Writing in the The Sydney Morning Herald, Simon Chapman, Professor of Public Health at the University of Sydney, observed that:
... the Asian tragedy has again illustrated the fickle but predictable nature of mass concern. The earthquake in Bam, Iran on Boxing Day 2003 killed 41,000 and left 75,000 homeless. The Darfur crisis in Sudan had killed 70,000 by last October. There were no tourists caught up in either disaster, and the rich world's philanthropy squibbed miserably.
Meanwhile, Matthew Moore, the Fairfax correspondent in Jakarta, reports that fierce competition between donating governments to secure responsibility for prestigious infrastructure projects, such as building schools and roads, is frustrating the Indonesian minister responsible for the huge international aid effort promised for Aceh. Moore says the chairman of the National Planning Agency, Sri Mulyani Indrawati is concerned by the persistent lack of co-ordination and agreement on how to spend funds. She has called on donor countries, including Australia, to put more of their aid money through the Indonesian budget instead of insisting that their donations and programs be kept separate.

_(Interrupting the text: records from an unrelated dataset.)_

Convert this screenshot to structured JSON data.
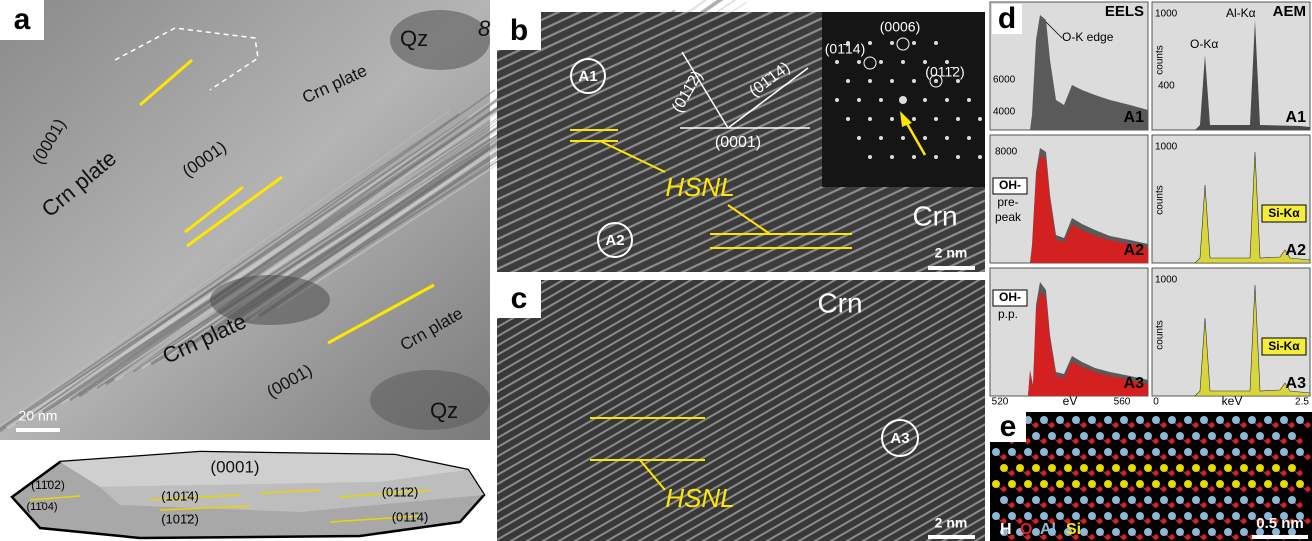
{
  "panel_a": {
    "label": "a",
    "texts": [
      "Qz",
      "8",
      "Crn plate",
      "(0001)",
      "(0001)",
      "Crn plate",
      "Crn plate",
      "Crn plate",
      "(0001)",
      "Qz"
    ],
    "scale_bar": "20 nm",
    "crystal": [
      "(0001)",
      "(11̄02)",
      "(11̄04)",
      "(101̄4)",
      "(101̄2)",
      "(011̄2)",
      "(011̄4)"
    ]
  },
  "panel_b": {
    "label": "b",
    "spots": [
      "A1",
      "A2"
    ],
    "directions": [
      "(011̄2)",
      "(01̄14)",
      "(0001)"
    ],
    "fft": [
      "(01̄14)",
      "(0006)",
      "(011̄2)"
    ],
    "hsnl": "HSNL",
    "phase": "Crn",
    "scale_bar": "2 nm"
  },
  "panel_c": {
    "label": "c",
    "phase": "Crn",
    "spot": "A3",
    "hsnl": "HSNL",
    "scale_bar": "2 nm"
  },
  "panel_d": {
    "label": "d",
    "headers": [
      "EELS",
      "AEM"
    ],
    "eels": [
      {
        "ticks": [
          "6000",
          "4000"
        ],
        "notes": [
          "O-K edge"
        ],
        "row": "A1"
      },
      {
        "ticks": [
          "8000"
        ],
        "notes": [
          "OH-",
          "pre-",
          "peak"
        ],
        "row": "A2"
      },
      {
        "ticks": [],
        "notes": [
          "OH-",
          "p.p."
        ],
        "row": "A3",
        "xaxis": [
          "520",
          "eV",
          "560"
        ]
      }
    ],
    "aem": [
      {
        "ticks": [
          "1000",
          "400"
        ],
        "ylabel": "counts",
        "notes": [
          "O-Kα",
          "Al-Kα"
        ],
        "row": "A1"
      },
      {
        "ticks": [
          "1000"
        ],
        "ylabel": "counts",
        "notes": [
          "Si-Kα"
        ],
        "row": "A2"
      },
      {
        "ticks": [
          "1000"
        ],
        "ylabel": "counts",
        "notes": [
          "Si-Kα"
        ],
        "row": "A3",
        "xaxis": [
          "0",
          "keV",
          "2.5"
        ]
      }
    ]
  },
  "panel_e": {
    "label": "e",
    "legend": [
      "H",
      "O",
      "Al",
      "Si"
    ],
    "scale_bar": "0.5 nm"
  }
}
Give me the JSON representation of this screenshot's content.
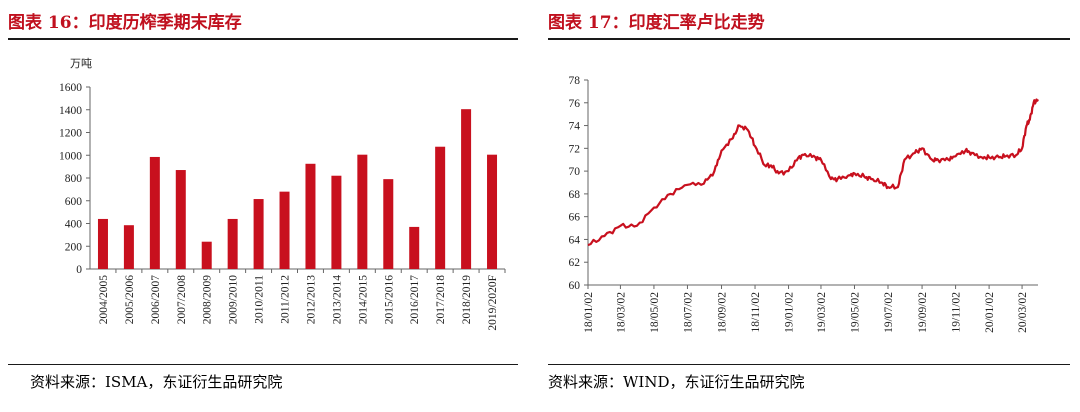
{
  "left": {
    "title": "图表 16：印度历榨季期末库存",
    "source": "资料来源：ISMA，东证衍生品研究院"
  },
  "right": {
    "title": "图表 17：印度汇率卢比走势",
    "source": "资料来源：WIND，东证衍生品研究院"
  },
  "colors": {
    "accent": "#c0101e",
    "bar": "#c8101e",
    "line": "#c8101e"
  },
  "chart_data": [
    {
      "type": "bar",
      "unit_label": "万吨",
      "ylim": [
        0,
        1600
      ],
      "yticks": [
        0,
        200,
        400,
        600,
        800,
        1000,
        1200,
        1400,
        1600
      ],
      "categories": [
        "2004/2005",
        "2005/2006",
        "2006/2007",
        "2007/2008",
        "2008/2009",
        "2009/2010",
        "2010/2011",
        "2011/2012",
        "2012/2013",
        "2013/2014",
        "2014/2015",
        "2015/2016",
        "2016/2017",
        "2017/2018",
        "2018/2019",
        "2019/2020F"
      ],
      "values": [
        440,
        385,
        985,
        870,
        240,
        440,
        615,
        680,
        925,
        820,
        1005,
        790,
        370,
        1075,
        1405,
        1005
      ],
      "grid": false
    },
    {
      "type": "line",
      "ylim": [
        60,
        78
      ],
      "yticks": [
        60,
        62,
        64,
        66,
        68,
        70,
        72,
        74,
        76,
        78
      ],
      "xticks": [
        "18/01/02",
        "18/03/02",
        "18/05/02",
        "18/07/02",
        "18/09/02",
        "18/11/02",
        "19/01/02",
        "19/03/02",
        "19/05/02",
        "19/07/02",
        "19/09/02",
        "19/11/02",
        "20/01/02",
        "20/03/02"
      ],
      "x": [
        "18/01/02",
        "18/02/01",
        "18/03/02",
        "18/04/01",
        "18/05/02",
        "18/06/01",
        "18/07/02",
        "18/08/01",
        "18/08/20",
        "18/09/02",
        "18/09/20",
        "18/10/05",
        "18/10/20",
        "18/11/02",
        "18/11/20",
        "18/12/01",
        "18/12/15",
        "19/01/02",
        "19/01/20",
        "19/02/01",
        "19/02/20",
        "19/03/02",
        "19/03/20",
        "19/04/01",
        "19/04/20",
        "19/05/02",
        "19/05/20",
        "19/06/01",
        "19/06/20",
        "19/07/02",
        "19/07/20",
        "19/08/01",
        "19/08/20",
        "19/09/02",
        "19/09/20",
        "19/10/01",
        "19/10/20",
        "19/11/02",
        "19/11/20",
        "19/12/01",
        "19/12/20",
        "20/01/02",
        "20/01/20",
        "20/02/01",
        "20/02/20",
        "20/03/02",
        "20/03/10",
        "20/03/16",
        "20/03/23",
        "20/03/31"
      ],
      "values": [
        63.5,
        64.3,
        65.2,
        65.2,
        66.8,
        68.0,
        68.8,
        68.9,
        70.0,
        71.8,
        72.8,
        74.0,
        73.6,
        72.2,
        70.5,
        70.5,
        69.8,
        70.0,
        71.2,
        71.5,
        71.2,
        71.0,
        69.3,
        69.3,
        69.6,
        69.8,
        69.5,
        69.3,
        69.0,
        68.6,
        68.6,
        71.0,
        71.6,
        72.0,
        71.0,
        71.0,
        71.0,
        71.3,
        71.8,
        71.6,
        71.2,
        71.2,
        71.2,
        71.3,
        71.4,
        72.0,
        74.0,
        74.5,
        76.0,
        76.3
      ],
      "grid": false
    }
  ]
}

While acknowledging that many donors want to keep control of their own money because of Indonesia's notorious corruption, Dr Indrawati is said to fear that the world will judge the reconstruction efforts harshly:
I wonder how history will judge us a year or five years from now. Will the newspaper stories be full of how money was wasted as donors competed against each other for the best projects, and the Government failed to co-ordinate or lead the effort? Or will they record how together we introduced a new way of doing business, in which we work in harmony?*
When the Australian Government pledged $1 billion worth of emergency aid funds to Indonesia, it became the world's most generous post-tsunami donor at the time. These funds, however, were allocated on the condition that they go to a new body the Government plans to run jointly with Indonesia, and only on condition that the money be kept outside the Indonesian budget. While a sense of pride may prevail about Australia's generosity and selflessness, we must not lose sight of the complex ethical questions around aid, sovereignty and where we set to gain from our aid efforts.